The Australian Medical Association (AMA) says the National Cabinet must urgently move to shared 50 – 50 Commonwealth–State funding for public hospitals, and remove the artificial cap that stops our system meeting community demand.

“Our public hospitals are at breaking point and patients are suffering as a consequence,” AMA President Dr Omar Khorshid said.

“Our hospital performance continues to decline. Prior to the pandemic Australians were waiting 41 days for elective surgery – 8 days longer than in 2008-09. We’ve got the lowest rate of beds per 1,000 people over the age of 65 years. It’s declined 26 years in a row.

“Emergency department performance, as outlined in the AMA’s Public Hospital Report Card, has also declined in recent years.

“National Cabinet should take this opportunity to urgently reform public hospital funding because hospitals are not just a ‘State’ issue, nor a ‘Federal’ issue – they are a ‘National’ issue.

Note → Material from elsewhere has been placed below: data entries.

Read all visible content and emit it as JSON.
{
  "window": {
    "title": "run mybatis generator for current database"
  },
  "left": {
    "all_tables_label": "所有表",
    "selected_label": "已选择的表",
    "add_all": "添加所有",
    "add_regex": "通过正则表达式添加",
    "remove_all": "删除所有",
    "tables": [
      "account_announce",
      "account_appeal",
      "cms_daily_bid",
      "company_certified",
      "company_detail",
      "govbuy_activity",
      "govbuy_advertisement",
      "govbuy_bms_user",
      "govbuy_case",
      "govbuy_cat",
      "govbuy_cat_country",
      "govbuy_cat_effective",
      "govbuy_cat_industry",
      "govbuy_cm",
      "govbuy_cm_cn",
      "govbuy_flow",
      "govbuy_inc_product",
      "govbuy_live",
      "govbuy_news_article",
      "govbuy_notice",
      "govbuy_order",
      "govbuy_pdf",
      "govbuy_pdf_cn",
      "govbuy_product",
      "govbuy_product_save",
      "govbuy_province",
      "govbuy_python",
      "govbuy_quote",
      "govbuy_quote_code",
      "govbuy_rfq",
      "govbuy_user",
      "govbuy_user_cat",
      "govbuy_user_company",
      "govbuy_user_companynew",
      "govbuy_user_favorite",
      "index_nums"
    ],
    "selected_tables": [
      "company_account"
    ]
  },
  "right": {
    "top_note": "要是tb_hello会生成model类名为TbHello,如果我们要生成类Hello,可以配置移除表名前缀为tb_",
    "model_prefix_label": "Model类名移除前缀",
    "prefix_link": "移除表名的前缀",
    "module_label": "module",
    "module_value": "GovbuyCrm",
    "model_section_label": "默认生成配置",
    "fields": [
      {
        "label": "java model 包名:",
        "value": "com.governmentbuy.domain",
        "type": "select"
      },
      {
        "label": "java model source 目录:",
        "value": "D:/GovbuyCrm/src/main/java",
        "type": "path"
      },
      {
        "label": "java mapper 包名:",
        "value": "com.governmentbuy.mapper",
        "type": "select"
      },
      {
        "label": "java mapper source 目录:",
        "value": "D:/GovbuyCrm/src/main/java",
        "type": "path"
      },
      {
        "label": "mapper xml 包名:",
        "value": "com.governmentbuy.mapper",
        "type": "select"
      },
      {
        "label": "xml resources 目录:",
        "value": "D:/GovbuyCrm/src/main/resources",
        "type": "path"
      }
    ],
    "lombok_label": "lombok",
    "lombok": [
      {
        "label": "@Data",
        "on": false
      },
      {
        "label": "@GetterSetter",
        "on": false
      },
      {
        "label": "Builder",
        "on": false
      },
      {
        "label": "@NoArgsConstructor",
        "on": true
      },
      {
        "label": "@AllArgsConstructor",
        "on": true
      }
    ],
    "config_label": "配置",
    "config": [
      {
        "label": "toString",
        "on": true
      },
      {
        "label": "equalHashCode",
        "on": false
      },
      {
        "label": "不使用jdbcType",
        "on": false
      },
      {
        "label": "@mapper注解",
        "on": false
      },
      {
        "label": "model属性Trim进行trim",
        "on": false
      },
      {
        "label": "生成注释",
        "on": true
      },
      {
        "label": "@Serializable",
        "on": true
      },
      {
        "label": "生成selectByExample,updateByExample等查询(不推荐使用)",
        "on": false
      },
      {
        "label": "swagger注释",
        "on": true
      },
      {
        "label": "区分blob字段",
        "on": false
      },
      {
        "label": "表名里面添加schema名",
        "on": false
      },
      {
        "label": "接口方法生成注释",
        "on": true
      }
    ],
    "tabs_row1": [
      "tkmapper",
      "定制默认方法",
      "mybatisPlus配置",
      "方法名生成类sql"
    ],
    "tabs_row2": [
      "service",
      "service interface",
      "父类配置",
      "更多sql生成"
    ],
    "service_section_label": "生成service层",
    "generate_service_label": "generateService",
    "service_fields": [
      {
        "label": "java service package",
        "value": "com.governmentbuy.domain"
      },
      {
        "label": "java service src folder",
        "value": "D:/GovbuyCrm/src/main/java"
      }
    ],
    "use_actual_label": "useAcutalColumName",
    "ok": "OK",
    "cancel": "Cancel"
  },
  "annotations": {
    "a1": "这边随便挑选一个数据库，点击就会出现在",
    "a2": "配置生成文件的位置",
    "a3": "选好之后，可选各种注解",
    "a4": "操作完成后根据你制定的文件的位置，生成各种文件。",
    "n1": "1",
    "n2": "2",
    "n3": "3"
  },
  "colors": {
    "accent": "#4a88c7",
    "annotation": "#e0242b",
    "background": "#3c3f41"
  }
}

It requires national leadership and we need the Prime Minister and Premiers, and all Health ministers, to work together.

“Urgent funding is required to expand the capacity of our hospitals and reduce demand so we have hospital beds for all who need them, rather than the current system which incentivises the through-put of large numbers of patients, and in so doing clogs up the system,” Dr Khorshid said.

Furthermore, under the National Health Reform Agreement, the Commonwealth caps its increased contribution to public hospitals to 6.5 per cent growth year on year, which limits the ability of states to respond to demand.

The AMA says while the current activity-based funding model has achieved some positive outcomes, such as improved transparency and efficiency, it was designed to work alongside other funding mechanisms, including funding to improve performance and expand capacity.

Dr Khorshid said “Australians when waiting with a sick child or family member don’t care about funding models or which level of bureaucracy is responsible, they care that there are enough doctors, nurses and beds to give them the emergency care they need, at the time they need it.

“And doctors are sick of hearing about ‘record’ funding – AMA’s own analysis shows the current mechanism has literally stripped away billions in funding – just from inadequate indexation and caps on funding.

“We rose to the challenge of COVID. We need to rise to the challenge facing our hospitals with the same sense of urgency,” he stated.